In the case of Vserv Global, Maharashtra’s AAR bench upheld that back office support services now qualify as ‘intermediary’ services. This service will be liable to 18% Goods and Services Tax (GST). The AAR further added that to qualify a transaction as an export service, it must satisfy all five components of export services concurrently; whereas the services provided by the applicant are not eligible for ‘export of services’ and therefore does not qualify for a ‘zero rate supply’ under section 16(1) of the IGST Act, 2017.
National Association of Software and Services Companies (Nasscom) was highly critical of the move and stated that the ruling would result in potential job losses and depress India’s image as a global service provider.

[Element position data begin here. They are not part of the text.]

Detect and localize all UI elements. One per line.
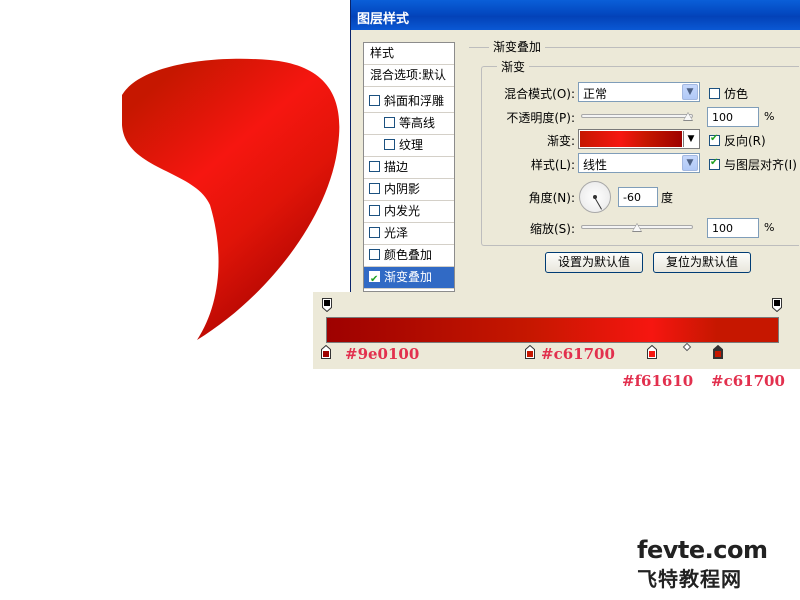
angle-dial-needle — [594, 197, 602, 210]
make-default-button[interactable]: 设置为默认值 — [545, 252, 643, 273]
style-select[interactable]: 线性 ▼ — [578, 153, 700, 173]
checkbox[interactable] — [369, 95, 380, 106]
opacity-slider-thumb[interactable] — [683, 112, 693, 121]
blend-mode-select[interactable]: 正常 ▼ — [578, 82, 700, 102]
scale-unit: % — [764, 221, 775, 234]
color-stop-marker[interactable] — [524, 345, 535, 359]
stop-color-label: #c61700 — [541, 345, 615, 363]
style-value: 线性 — [583, 158, 608, 172]
watermark-logo-text: fevte.com — [637, 536, 768, 564]
group-title: 渐变 — [497, 58, 530, 75]
color-stop-marker[interactable] — [647, 345, 658, 359]
stop-color-label: #c61700 — [711, 372, 785, 390]
styles-list-header[interactable]: 样式 — [364, 43, 454, 65]
style-item-label: 渐变叠加 — [384, 270, 433, 284]
reverse-label: 反向(R) — [724, 134, 766, 148]
layer-style-dialog: 图层样式 样式 混合选项:默认 斜面和浮雕 等高线 纹理 描边 内阴影 内发光 … — [350, 0, 800, 292]
opacity-slider[interactable] — [581, 114, 693, 118]
scale-input[interactable]: 100 — [707, 218, 759, 238]
checkbox-checked[interactable] — [709, 133, 720, 146]
gradient-label: 渐变: — [546, 134, 575, 148]
style-item-texture[interactable]: 纹理 — [364, 135, 454, 157]
chevron-down-icon[interactable]: ▼ — [683, 131, 698, 147]
checkbox[interactable] — [369, 227, 380, 238]
align-with-layer-checkbox[interactable]: 与图层对齐(I) — [709, 156, 797, 173]
angle-input[interactable]: -60 — [618, 187, 658, 207]
style-item-bevel-emboss[interactable]: 斜面和浮雕 — [364, 91, 454, 113]
checkbox-checked[interactable] — [709, 157, 720, 170]
gradient-preview[interactable] — [580, 131, 682, 147]
style-item-label: 光泽 — [384, 226, 409, 240]
style-item-label: 等高线 — [399, 116, 436, 130]
dialog-title: 图层样式 — [357, 12, 410, 27]
dither-label: 仿色 — [724, 87, 749, 101]
style-item-label: 纹理 — [399, 138, 424, 152]
stop-color-label: #f61610 — [622, 372, 694, 390]
style-item-contour[interactable]: 等高线 — [364, 113, 454, 135]
color-stop-marker[interactable] — [712, 345, 723, 359]
checkbox[interactable] — [709, 88, 720, 99]
checkbox[interactable] — [369, 249, 380, 260]
chevron-down-icon[interactable]: ▼ — [682, 155, 698, 171]
reverse-checkbox[interactable]: 反向(R) — [709, 132, 766, 149]
opacity-input[interactable]: 100 — [707, 107, 759, 127]
styles-list: 样式 混合选项:默认 斜面和浮雕 等高线 纹理 描边 内阴影 内发光 光泽 颜色… — [363, 42, 455, 292]
style-item-label: 描边 — [384, 160, 409, 174]
align-with-layer-label: 与图层对齐(I) — [724, 158, 797, 172]
blend-mode-label: 混合模式(O): — [504, 87, 575, 101]
style-item-label: 内阴影 — [384, 182, 421, 196]
checkbox[interactable] — [384, 139, 395, 150]
checkbox[interactable] — [369, 183, 380, 194]
chevron-down-icon[interactable]: ▼ — [682, 84, 698, 100]
stop-color-label: #9e0100 — [345, 345, 420, 363]
angle-label: 角度(N): — [528, 191, 575, 205]
checkbox-checked[interactable] — [369, 269, 380, 288]
checkbox[interactable] — [369, 161, 380, 172]
opacity-unit: % — [764, 110, 775, 123]
opacity-label: 不透明度(P): — [506, 111, 575, 125]
checkbox[interactable] — [369, 205, 380, 216]
blending-options-label: 混合选项:默认 — [370, 68, 447, 82]
blending-options-item[interactable]: 混合选项:默认 — [364, 65, 454, 87]
shape-fill — [122, 58, 340, 341]
style-item-stroke[interactable]: 描边 — [364, 157, 454, 179]
style-item-label: 内发光 — [384, 204, 421, 218]
style-item-satin[interactable]: 光泽 — [364, 223, 454, 245]
angle-dial[interactable] — [579, 181, 611, 213]
scale-slider-thumb[interactable] — [632, 223, 642, 232]
section-title: 渐变叠加 — [489, 38, 546, 55]
reset-default-button[interactable]: 复位为默认值 — [653, 252, 751, 273]
style-item-label: 斜面和浮雕 — [384, 94, 445, 108]
style-item-inner-shadow[interactable]: 内阴影 — [364, 179, 454, 201]
styles-header-label: 样式 — [370, 46, 395, 60]
scale-label: 缩放(S): — [529, 222, 575, 236]
blend-mode-value: 正常 — [583, 87, 608, 101]
style-item-gradient-overlay[interactable]: 渐变叠加 — [364, 267, 454, 289]
dialog-titlebar[interactable]: 图层样式 — [351, 0, 800, 30]
style-label: 样式(L): — [530, 158, 575, 172]
dither-checkbox[interactable]: 仿色 — [709, 85, 748, 102]
color-stop-marker[interactable] — [321, 345, 331, 359]
gradient-picker[interactable]: ▼ — [578, 129, 700, 149]
style-item-color-overlay[interactable]: 颜色叠加 — [364, 245, 454, 267]
watermark-logo-subtext: 飞特教程网 — [637, 567, 742, 591]
angle-unit: 度 — [661, 191, 674, 205]
style-item-inner-glow[interactable]: 内发光 — [364, 201, 454, 223]
checkbox[interactable] — [384, 117, 395, 128]
style-item-label: 颜色叠加 — [384, 248, 433, 262]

In a detailed statement Nasscom asserted “If the implication of this ruling is not suitably clarified, it will make our companies non-competitive in the global market, potentially resulting in loss of revenue, jobs and customers…at a time when, when India’s image is bullish on ease of doing business parameters, it is advisable that we ensure a transparent and clear tax regime to maintain our global leadership position.”
The ruling may result in a substantial tax demand from some of industries biggest players since India is amongst the largest exporter of ITeS, and will also directly impact the GIC’s in the country who employ a large chunk of the nation’s population.
Legal experts suggest that while AAR rulings are not binding and have no precedent value, this particular ruling may cause massive confusion and lead to unwarranted disputes.
The ruling has caused a considerable uproar in the India markets and can possibly stunt an environment for healthy competition. However, NASSCOM is hopeful that the government will step in soon and put an end to this confusion.